Study to explore if fungi can become new sustainable building material with computational capabilities
![Close up of a white toadstool in a field with several more behind.](/-/media/uwe/images/news/news-items/smart-fungal-building-760x300.jpg?la=en&h=300&w=760&mw=847&hash=5BC49632CCB63F48AAA9565C9EA76506)
A new international research project will examine how living fungi, in collaboration with bacteria, can produce sustainable materials with computational capabilities in the future.
UWE Bristol’s Professor Andrew Adamatzky is the principal investigator on the €4 million (£3.49m) study, which has been funded by the EU Commission.
The project will investigate engineered living materials (ELMs) - materials composed of living cells that maintain biological activity within use-case scenarios. The project will investigate how ELMs could become sustainable building materials. The project will also investigate the novel functionalities of these materials such as their inherent intelligent, adaptive and self-healing properties.
The research project is being led by Phil Ayres, Professor of Biohybrid Architecture at the Royal Danish Academy – Architecture, Design and Conservation.
Professor Ayres said: “In the coming decades, it is projected that we will have a global shortage of key resources and materials, despite forecasts of a near doubling of material demand up to 2060. This will not only affect the expanding construction sector, but all sectors immensely. Our aim is that the results of the research can be of decisive importance in relation to creating new material streams and production methods with biological, intelligent materials for the construction industry and beyond, which can make material production more resource-saving and environmentally friendly.”
The field of ELMs is still in its infancy but it promises radical and disruptive alternatives to current methods of material production, fitting within a broader shift towards biofabrication.
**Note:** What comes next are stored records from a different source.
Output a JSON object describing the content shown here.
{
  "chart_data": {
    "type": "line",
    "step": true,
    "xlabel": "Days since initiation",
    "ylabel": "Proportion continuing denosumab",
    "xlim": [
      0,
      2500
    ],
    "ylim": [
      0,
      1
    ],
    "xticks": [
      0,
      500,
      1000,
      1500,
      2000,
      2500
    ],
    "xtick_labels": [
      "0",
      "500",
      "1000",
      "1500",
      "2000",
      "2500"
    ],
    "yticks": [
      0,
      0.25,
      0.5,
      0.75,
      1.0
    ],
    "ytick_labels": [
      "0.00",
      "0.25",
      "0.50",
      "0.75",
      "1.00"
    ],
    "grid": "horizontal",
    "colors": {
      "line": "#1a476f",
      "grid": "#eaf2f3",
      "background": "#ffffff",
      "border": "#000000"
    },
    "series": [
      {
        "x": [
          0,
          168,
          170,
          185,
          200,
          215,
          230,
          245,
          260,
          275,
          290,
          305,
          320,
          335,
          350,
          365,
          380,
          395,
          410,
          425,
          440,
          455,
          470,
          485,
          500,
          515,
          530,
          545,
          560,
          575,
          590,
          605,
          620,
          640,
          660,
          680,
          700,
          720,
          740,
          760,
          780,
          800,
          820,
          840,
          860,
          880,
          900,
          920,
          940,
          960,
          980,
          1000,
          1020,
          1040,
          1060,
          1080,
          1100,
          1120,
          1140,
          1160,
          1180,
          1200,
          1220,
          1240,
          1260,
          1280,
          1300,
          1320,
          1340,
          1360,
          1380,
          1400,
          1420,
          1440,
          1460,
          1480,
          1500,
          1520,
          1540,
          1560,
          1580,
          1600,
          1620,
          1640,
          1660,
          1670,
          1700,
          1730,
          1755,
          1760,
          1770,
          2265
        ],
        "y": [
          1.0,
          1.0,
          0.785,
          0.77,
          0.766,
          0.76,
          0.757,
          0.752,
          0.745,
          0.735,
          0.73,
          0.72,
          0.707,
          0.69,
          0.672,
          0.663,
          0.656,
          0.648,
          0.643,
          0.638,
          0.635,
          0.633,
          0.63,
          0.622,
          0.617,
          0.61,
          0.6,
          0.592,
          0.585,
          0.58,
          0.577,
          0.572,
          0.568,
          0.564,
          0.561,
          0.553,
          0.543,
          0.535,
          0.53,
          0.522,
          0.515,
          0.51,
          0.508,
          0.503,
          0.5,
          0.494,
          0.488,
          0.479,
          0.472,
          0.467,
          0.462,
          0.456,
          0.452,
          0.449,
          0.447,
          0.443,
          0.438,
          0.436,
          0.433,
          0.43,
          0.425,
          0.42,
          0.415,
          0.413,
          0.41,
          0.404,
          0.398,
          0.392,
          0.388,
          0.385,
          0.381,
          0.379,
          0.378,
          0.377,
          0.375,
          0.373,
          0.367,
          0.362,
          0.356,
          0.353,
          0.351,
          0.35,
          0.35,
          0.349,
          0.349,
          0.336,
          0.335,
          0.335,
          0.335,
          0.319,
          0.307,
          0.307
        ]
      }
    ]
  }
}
The project will address an existing development gap in the field by developing a portfolio of mycelium-based ELMs composed from a co-cultivation process using fungi and a strain of bacteria.
Other universities participating in the four year study are Vrije Universiteit Amsterdam, Ghent University, Universiteit Utrecht and the University of Oslo.
The EU Commission selected 39 new projects for funding under its 2021 EIC Pathfinder call for cutting edge research projects to achieve breakthroughs in five strategic areas.